Continuando con las aprendidas operaciones aritméticas y con otra simple división,obtenemos que esos números significan 1811 euros anuales por becado, o sea, unos 150 euros mensuales.
Cualquiera que reciba el dato, sin tener mucha información para comparar, repetirá la manida frase de que: eso es mucho más de lo que recibe cualquier persona en Cuba, sea estudiante, obrero o científico destacado.
Pero no están en Cuba, sino en España y al seguir buscando datos, obtenemos que, y cito otra publicación ibérica, “para vivir en España con un nivel básico o medio, se necesitan aproximadamente 1500 euros mensuales, con algunas diferencias entre Madrid, Barcelona y otras ciudades menos desarrolladas.
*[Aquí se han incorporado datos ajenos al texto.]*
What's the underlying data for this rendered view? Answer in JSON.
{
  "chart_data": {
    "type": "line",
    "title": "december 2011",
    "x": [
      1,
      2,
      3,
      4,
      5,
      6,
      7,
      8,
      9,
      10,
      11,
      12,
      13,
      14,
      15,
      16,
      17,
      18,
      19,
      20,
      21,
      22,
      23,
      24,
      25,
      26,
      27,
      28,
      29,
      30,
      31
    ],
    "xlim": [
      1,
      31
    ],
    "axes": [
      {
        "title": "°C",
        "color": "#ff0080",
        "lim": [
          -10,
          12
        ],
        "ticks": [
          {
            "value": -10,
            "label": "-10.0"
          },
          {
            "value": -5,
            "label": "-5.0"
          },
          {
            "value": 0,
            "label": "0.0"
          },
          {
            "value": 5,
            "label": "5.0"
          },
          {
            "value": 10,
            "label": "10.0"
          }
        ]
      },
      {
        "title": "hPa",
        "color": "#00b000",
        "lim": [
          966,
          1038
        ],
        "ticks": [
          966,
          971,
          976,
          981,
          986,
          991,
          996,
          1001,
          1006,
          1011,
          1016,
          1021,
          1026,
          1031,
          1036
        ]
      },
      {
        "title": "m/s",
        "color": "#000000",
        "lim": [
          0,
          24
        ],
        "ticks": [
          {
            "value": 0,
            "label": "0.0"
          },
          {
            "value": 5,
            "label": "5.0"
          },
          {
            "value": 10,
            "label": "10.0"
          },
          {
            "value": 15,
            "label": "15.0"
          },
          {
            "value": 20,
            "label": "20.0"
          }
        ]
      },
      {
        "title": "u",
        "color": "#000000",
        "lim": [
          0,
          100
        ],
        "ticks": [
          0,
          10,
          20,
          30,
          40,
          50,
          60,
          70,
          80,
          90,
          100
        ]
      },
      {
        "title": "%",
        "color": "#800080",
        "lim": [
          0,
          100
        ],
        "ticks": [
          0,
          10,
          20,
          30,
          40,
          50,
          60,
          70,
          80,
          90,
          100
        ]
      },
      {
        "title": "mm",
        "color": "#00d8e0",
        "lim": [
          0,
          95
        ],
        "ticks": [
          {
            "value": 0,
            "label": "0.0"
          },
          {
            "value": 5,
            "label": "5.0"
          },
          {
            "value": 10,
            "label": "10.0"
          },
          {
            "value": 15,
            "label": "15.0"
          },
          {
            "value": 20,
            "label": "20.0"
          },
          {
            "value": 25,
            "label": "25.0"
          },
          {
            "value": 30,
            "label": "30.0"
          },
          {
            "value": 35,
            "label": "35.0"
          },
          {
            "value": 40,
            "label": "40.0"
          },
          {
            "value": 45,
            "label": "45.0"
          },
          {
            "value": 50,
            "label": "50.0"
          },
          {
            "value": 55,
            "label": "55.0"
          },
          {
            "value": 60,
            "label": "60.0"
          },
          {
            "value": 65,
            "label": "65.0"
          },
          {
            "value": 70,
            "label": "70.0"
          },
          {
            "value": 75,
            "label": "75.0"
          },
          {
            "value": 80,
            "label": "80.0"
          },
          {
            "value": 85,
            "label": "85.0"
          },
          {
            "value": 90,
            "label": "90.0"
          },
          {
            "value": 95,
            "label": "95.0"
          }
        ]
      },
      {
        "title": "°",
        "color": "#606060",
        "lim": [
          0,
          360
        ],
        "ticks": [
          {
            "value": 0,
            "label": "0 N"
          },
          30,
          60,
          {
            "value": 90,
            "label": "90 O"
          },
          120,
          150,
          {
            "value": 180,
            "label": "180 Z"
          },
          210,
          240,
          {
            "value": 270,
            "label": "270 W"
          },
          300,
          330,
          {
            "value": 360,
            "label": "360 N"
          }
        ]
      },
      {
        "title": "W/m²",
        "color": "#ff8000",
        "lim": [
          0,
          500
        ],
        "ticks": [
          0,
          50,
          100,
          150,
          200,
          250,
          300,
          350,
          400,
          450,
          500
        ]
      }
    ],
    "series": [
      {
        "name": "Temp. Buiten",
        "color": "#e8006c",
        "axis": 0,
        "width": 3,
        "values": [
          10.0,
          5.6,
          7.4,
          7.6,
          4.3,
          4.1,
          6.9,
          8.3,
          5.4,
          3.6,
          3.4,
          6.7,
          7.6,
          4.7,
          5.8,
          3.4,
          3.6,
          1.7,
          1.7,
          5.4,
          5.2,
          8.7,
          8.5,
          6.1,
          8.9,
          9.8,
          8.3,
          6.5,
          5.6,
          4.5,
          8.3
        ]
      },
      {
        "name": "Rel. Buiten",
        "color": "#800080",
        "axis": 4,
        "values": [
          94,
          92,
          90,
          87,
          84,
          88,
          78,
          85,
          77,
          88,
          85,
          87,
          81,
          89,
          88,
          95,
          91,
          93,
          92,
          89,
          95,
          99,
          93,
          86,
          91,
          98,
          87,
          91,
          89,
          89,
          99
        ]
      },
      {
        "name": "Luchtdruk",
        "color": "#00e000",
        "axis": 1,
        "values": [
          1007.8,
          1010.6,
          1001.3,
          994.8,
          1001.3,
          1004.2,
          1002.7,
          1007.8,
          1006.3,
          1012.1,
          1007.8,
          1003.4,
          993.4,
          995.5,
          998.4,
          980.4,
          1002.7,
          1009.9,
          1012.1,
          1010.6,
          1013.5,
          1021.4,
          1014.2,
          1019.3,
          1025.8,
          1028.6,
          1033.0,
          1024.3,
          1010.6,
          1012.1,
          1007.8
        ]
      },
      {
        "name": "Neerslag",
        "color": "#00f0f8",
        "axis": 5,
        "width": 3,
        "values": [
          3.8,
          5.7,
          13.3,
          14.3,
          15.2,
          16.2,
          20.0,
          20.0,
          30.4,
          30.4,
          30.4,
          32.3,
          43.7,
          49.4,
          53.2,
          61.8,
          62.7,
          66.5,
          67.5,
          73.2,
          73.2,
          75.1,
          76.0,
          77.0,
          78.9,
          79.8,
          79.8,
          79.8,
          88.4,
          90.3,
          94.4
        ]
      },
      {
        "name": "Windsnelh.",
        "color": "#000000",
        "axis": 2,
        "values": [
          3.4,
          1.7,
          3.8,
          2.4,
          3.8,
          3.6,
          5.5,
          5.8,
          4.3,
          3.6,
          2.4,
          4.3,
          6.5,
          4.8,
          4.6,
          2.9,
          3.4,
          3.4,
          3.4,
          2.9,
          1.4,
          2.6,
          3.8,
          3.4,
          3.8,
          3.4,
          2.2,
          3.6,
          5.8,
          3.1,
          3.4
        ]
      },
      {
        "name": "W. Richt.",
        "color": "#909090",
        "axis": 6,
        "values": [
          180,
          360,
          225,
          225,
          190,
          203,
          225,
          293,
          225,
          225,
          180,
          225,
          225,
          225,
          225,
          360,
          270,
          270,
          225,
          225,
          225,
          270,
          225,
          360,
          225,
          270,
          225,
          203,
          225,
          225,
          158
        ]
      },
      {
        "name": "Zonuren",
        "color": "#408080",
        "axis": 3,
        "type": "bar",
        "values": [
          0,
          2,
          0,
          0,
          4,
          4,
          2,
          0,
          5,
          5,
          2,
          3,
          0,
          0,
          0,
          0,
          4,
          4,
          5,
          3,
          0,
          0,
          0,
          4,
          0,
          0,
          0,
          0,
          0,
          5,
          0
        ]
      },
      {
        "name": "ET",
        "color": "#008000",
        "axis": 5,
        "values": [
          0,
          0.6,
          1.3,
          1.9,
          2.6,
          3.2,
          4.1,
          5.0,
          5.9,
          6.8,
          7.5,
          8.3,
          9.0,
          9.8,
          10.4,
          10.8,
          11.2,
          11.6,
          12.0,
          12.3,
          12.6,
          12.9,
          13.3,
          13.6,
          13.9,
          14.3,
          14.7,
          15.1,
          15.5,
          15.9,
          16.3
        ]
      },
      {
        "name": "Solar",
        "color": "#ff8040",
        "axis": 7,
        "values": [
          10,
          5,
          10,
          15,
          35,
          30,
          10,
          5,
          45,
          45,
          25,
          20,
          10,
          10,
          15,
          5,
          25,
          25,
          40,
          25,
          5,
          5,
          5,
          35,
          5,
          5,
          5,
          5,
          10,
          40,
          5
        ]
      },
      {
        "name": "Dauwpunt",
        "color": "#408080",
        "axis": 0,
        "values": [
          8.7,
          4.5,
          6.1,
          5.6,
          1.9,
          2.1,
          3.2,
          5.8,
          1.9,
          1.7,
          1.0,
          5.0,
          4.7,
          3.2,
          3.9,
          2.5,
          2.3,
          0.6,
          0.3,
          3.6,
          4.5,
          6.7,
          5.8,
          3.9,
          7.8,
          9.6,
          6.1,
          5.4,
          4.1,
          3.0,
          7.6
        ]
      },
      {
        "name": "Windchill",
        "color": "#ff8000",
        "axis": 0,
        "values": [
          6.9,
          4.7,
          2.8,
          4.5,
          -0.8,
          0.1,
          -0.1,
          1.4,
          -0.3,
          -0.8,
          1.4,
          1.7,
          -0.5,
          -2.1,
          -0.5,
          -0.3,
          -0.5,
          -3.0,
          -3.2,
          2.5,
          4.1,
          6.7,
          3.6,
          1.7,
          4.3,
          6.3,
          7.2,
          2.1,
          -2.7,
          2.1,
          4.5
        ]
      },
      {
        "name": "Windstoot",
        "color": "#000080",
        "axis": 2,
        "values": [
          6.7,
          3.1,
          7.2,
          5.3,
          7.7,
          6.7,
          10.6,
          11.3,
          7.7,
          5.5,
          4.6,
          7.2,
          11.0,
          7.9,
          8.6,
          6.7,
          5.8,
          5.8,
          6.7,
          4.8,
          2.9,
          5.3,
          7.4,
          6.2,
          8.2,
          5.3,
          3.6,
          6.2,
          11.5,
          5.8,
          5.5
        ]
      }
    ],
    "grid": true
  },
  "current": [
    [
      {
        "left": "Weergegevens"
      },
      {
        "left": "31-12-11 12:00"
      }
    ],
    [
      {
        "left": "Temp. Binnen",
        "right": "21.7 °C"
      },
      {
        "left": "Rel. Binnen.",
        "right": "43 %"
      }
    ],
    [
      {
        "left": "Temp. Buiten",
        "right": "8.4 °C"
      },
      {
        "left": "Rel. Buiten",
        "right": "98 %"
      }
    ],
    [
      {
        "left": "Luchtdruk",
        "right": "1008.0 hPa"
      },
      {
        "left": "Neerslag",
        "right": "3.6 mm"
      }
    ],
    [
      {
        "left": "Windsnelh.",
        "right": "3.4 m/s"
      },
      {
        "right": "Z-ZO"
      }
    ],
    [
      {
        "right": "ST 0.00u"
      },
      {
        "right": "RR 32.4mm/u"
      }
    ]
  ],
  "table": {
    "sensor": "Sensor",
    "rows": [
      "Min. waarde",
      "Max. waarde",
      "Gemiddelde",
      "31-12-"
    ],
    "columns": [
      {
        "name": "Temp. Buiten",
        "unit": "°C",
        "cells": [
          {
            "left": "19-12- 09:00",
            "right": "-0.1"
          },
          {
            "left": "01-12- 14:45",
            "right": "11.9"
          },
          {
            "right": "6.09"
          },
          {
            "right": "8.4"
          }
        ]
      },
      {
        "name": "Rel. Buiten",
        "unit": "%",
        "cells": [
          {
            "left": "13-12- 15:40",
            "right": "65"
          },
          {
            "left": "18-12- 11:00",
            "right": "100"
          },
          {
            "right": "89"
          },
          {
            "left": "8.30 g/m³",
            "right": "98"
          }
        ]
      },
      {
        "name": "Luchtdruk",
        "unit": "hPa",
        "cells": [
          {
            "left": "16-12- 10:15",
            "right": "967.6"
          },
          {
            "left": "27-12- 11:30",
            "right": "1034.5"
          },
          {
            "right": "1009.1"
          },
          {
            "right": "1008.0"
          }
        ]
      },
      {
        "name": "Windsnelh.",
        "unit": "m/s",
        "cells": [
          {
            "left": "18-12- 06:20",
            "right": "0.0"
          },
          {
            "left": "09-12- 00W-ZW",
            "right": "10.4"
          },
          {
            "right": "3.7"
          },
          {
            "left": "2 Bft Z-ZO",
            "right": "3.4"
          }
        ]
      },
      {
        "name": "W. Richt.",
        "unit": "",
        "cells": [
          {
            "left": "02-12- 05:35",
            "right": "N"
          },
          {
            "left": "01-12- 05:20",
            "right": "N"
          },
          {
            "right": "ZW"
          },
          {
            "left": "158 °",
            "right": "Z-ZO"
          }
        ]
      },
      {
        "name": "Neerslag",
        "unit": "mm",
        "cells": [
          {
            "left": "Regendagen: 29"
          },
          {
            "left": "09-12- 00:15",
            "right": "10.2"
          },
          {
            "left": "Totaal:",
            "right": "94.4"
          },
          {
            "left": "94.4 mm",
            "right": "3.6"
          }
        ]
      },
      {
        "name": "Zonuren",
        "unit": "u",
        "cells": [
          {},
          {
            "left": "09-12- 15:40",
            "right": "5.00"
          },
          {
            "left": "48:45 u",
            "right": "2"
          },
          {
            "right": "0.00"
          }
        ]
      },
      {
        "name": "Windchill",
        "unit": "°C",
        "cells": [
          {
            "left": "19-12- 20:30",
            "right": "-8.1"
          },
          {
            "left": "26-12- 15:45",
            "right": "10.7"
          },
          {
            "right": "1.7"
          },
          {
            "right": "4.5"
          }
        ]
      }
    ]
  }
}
Estas cifras se refieren a personas que viven solas, pues cuando existen niños, los dígitos aumentan en unos 300 euros por cada nuevo infante”. Algo así como diez veces menos de lo que ofrece la beca. Aclaro que la publicación de donde se toman estos datos, deja explícito que utiliza como fuente el Ministerio de Empleo y Seguridad Social del Gobierno de España.
Siguiendo con los números. Sólo para una vivienda de 60 metros cuadrados, pensando en cocina, baño y dos habitaciones, que puede ser compartida por cuatro estudiantes (4 x 150 euros), con el dinero de la citada beca, no alcanzará para cubrir los 670 euros mensuales de alquiler. De ahí en lo adelante, los gastos básicos de electricidad, teléfono y agua… ah… y alimentarse, no me imagino de dónde los sacarán.
Las soluciones para completar el dinero de matrícula, vida, libros, talleres e investigaciones de los estudiantes españoles, termina saliendo de alguna ayuda familiar, cuando existe y de una vieja variante que ya aparecía en Rosas a Crédito: endeudarse hasta los huesos, aún sin haber iniciado la primera clase y después, si logran conseguir trabajo, dedicar años al pago de esos haberes. A lo mejor por ahí andan las razones de las huelgas y los reclamos estudiantiles. Vaya… digo yo… y que Dios me perdone si ese no es el camino para la solución.
Valga la digresión y sólo a modo de ejemplo, la presentación de una pareja latina en cierto programa norteamericano de participación con grandes cifras en premios: “Nosotros venimos al programa para pagar nuestra deuda de estudios. La mía es de 80 mil dólares y la de mi novio es de unos 120 mil”. El programa sólo llegó a ofrecerle un limitado premio de cinco mil. Algo así como un terrón de azúcar para endulzar el Atlántico.
Las estadísticas son públicas, los análisis, de ellos, no siempre quieren hacerse. Las cifras nuestras, también son públicas. Los análisis, cuando nos benefician, tampoco quieren hacerse. Entonces me pregunto si ellos hablan de nosotros, ¿por qué también nosotros, no tenemos el derecho de hablar de ellos? Y, dado lo reiterativo de la posición “analítico-quirúrgica” hacia nuestros problemas, me parece que no sólo derecho, sino también, tenemos el deber de exponer nuestros puntos de vista.